L'Iran n'a pas encaissé le moindre but depuis le début de la Coupe du Monde U-17 de la FIFA, Nigeria 2009, soit 270 minutes de football de très haut niveau. Ali Goudarzi est l'un des garants de cette extraordinaire imperméabilité. Athlétique, rigoureux dans son placement et décisif dans ses interventions, le défenseur central a largement contribué au succès de son équipe au sein du Groupe C.
"Pour le moment, je suis plutôt satisfait de mes prestations", reconnaît Goudarzi, qui a porté le brassard de capitaine pendant 20 minutes contre la Colombie et l'intégralité du match contre les Pays-Bas. Réalisé devant une tablée de délices perses dans l'hôtel occupé par la sélection iranienne, notre entretien se déroule dans une ambiance cordiale. "Mais c'est toute l'équipe qui doit être créditée pour ce bon parcours. Tout le monde participe à la défense, y compris nos attaquants. Le football est un sport collectif avant tout."
Le premier vrai test
Vainqueur de la République de Corée en finale du Championnat d'Asie U-16 l'année dernière, l'Iran est arrivé au Nigeria précédé d'une flatteuse réputation. Lors de la compétition organisée à Tachkent, en Ouzbékistan, la jeune Melli s'était déjà appuyée sur une défense de fer, qui n'avait cédé qu'à trois reprises en six sorties.
"J'évolue aux côtés des mêmes joueurs depuis des années, que ce soit en club ou en sélection", explique Goudazi, qui occupe l'axe de la défense en compagnie de Bahman Maleki et Iman Shirazi, ses coéquipiers de Zob-Ahan. "Cela fait bientôt cinq ans que je joue avec Iman. Le fait d'avoir trois joueurs qui se connaissent parfaitement représente un énorme avantage. Je connais leurs déplacements, je sais où les trouver et je sais comment ils aiment recevoir le ballon. C'est un élément qui a beaucoup pesé dans le succès de notre équipe."
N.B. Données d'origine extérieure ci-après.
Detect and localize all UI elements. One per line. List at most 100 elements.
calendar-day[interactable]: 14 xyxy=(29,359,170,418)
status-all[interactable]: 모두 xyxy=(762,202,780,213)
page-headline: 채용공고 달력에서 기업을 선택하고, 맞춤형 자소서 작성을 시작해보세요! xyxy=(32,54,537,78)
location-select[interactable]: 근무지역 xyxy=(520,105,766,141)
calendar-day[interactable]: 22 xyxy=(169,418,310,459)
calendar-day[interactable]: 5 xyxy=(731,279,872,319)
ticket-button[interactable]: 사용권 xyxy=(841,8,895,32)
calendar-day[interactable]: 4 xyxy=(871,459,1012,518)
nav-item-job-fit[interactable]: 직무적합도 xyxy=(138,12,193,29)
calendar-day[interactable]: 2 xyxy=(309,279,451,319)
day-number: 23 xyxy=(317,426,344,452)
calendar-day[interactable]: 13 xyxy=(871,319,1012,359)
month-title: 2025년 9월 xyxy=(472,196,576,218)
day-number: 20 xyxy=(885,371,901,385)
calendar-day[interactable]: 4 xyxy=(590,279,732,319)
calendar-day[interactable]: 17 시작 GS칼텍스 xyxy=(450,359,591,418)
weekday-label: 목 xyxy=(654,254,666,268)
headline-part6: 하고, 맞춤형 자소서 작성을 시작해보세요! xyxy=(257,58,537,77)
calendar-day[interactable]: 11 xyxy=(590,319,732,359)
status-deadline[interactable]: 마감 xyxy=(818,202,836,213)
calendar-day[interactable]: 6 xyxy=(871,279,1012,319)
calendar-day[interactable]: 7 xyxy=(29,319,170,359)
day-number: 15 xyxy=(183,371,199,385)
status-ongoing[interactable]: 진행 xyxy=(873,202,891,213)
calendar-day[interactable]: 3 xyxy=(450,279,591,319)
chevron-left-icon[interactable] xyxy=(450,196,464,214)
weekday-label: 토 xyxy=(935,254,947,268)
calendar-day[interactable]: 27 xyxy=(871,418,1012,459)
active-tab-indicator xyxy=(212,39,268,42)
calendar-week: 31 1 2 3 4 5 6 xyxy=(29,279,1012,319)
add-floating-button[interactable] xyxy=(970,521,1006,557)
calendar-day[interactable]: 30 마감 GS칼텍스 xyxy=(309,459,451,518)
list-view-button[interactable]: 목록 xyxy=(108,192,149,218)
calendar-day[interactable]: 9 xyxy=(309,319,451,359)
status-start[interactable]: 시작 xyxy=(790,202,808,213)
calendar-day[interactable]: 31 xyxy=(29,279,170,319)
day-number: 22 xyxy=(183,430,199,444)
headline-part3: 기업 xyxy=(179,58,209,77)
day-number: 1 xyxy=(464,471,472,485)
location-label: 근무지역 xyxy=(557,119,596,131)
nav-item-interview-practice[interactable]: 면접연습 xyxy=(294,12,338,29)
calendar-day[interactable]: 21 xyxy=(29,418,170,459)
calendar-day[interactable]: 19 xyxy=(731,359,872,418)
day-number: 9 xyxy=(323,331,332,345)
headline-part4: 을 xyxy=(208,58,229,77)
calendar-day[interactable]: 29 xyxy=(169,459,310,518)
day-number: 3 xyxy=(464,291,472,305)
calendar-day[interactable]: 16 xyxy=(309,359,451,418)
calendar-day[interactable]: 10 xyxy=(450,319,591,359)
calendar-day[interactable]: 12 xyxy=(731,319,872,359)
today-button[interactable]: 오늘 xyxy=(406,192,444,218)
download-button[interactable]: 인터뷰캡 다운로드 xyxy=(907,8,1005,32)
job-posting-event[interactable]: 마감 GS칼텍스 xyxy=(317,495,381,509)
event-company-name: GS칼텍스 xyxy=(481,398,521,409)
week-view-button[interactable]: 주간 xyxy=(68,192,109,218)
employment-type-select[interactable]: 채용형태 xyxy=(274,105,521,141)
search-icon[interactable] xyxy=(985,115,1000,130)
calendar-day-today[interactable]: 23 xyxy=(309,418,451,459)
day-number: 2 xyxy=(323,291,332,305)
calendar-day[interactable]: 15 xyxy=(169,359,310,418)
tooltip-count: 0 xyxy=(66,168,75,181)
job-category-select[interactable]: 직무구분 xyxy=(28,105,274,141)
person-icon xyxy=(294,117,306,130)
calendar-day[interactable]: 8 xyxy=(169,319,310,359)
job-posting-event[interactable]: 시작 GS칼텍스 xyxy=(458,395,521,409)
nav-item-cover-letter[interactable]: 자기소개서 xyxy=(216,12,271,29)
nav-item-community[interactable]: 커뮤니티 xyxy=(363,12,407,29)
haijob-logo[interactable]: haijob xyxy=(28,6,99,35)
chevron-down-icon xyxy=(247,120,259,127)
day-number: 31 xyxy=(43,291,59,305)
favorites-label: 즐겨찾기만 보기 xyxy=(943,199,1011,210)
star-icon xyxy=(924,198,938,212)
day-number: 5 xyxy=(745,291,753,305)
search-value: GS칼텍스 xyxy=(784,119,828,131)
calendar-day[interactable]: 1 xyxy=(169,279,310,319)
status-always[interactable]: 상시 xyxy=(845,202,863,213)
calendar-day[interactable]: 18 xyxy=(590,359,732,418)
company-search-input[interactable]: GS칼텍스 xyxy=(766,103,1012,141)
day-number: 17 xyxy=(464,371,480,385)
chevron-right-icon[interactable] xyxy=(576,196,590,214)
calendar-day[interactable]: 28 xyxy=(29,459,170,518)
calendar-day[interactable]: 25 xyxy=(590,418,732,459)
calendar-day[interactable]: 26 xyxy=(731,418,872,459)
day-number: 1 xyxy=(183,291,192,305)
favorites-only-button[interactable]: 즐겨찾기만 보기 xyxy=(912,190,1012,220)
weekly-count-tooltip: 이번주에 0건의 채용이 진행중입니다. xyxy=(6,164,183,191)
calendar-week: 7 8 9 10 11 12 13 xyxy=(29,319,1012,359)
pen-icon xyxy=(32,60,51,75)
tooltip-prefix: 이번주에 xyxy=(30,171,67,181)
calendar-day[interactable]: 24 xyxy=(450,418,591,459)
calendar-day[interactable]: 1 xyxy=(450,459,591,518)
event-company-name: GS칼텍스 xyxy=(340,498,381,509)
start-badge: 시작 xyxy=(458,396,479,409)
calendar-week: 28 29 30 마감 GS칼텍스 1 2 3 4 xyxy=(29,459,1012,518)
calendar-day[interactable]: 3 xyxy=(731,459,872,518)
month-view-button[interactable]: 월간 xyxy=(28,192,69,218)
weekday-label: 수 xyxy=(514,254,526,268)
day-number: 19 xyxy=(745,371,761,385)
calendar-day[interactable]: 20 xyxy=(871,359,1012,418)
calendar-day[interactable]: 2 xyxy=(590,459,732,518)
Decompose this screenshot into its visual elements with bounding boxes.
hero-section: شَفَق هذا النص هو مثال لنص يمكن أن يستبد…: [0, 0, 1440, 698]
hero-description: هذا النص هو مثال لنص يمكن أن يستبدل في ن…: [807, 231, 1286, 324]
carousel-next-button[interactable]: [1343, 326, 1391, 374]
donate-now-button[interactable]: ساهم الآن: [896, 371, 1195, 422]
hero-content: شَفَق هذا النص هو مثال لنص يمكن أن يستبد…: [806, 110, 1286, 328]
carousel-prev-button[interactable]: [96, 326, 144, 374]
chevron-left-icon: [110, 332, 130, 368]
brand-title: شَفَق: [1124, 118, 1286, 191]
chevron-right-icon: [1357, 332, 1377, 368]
Contrairement à ce qui était annoncé auparavant, l'Iran a eu la partie plutôt facile au sein de son groupe. La Gambie a dû déplorer de trop nombreuses absences pour espérer briller, les Pays-Bas ont déçu et les talentueux milieux de terrain colombiens ont souffert des mauvaises conditions météorologiques. Du coup, le match face à l'Uruguay comptant pour les huitièmes de finale, le 5 novembre prochain à Calabar, pourrait bien représenter son plus grand défi depuis le début du tournoi. La Celeste a certes dû se contenter de la troisième place du Groupe F avec une victoire et un nul, mais elle compte dans ses rangs l'un des joueurs les plus talentueux du tournoi en la personne de Sebastian Gallegos, le petit meneur de jeu de l'Atlético de Madrid.
Respect pour l'Uruguay
Promu capitaine depuis l'éviction à mi-parcours du premier tour de Payam Sadeghian, son partenaire de Zob-Ahan, Goudarzi reste serein, même s'il avoue que porter le brassard représente à ses yeux "le plus grand des honneurs". "Nous savons que l'Uruguay possède des joueurs de talent en attaque. Si ce n'était pas le cas, il ne serait pas présent à ce niveau", reconnaît le numéro cinq iranien du bout des lèvres. "Mais si les Sud-américains étaient aussi forts que nous, ils auraient terminé en tête de leur poule alors qu'ils ont dû se contenter de la troisième place."
Les occupants de cet hôtel situé sur les bords de la grande rivière Calabar ont pris l'habitude d'entendre les prières des joueurs iraniens à l'heure du déjeuner. Les chants à l'unisson se répercutent le long des longs couloirs, jusqu'à emplir tout le bâtiment. "Nous prions tous les jours ensemble", poursuit Goudarzi, qui souligne que le groupe participe aux rituels cinq fois par jour. "Sans l'aide de Dieu, nous n'arriverions à rien sur le terrain. Je pense que les prières nous permettent également d'être plus soudés. Quand nous prions, nous ne faisons plus qu'un."
En vérité, les prières ne suffiront peut-être pas pour se débarrasser des Uruguayens en huitièmes de finale. En revanche, si les Iraniens conservent leur invincibilité défensive et parviennent à trouver la faille dans le bloc adverse, leur présence au tour suivant ne fera plus aucun doute. "Je crois que nous pouvons atteindre les demi-finales, renchérit notre interlocuteur en guise de conclusion. C'était notre objectif en arrivant au Nigeria. Une fois que nous l'aurons réalisé, il faudra placer la barre encore plus haut et tenter de décrocher le titre."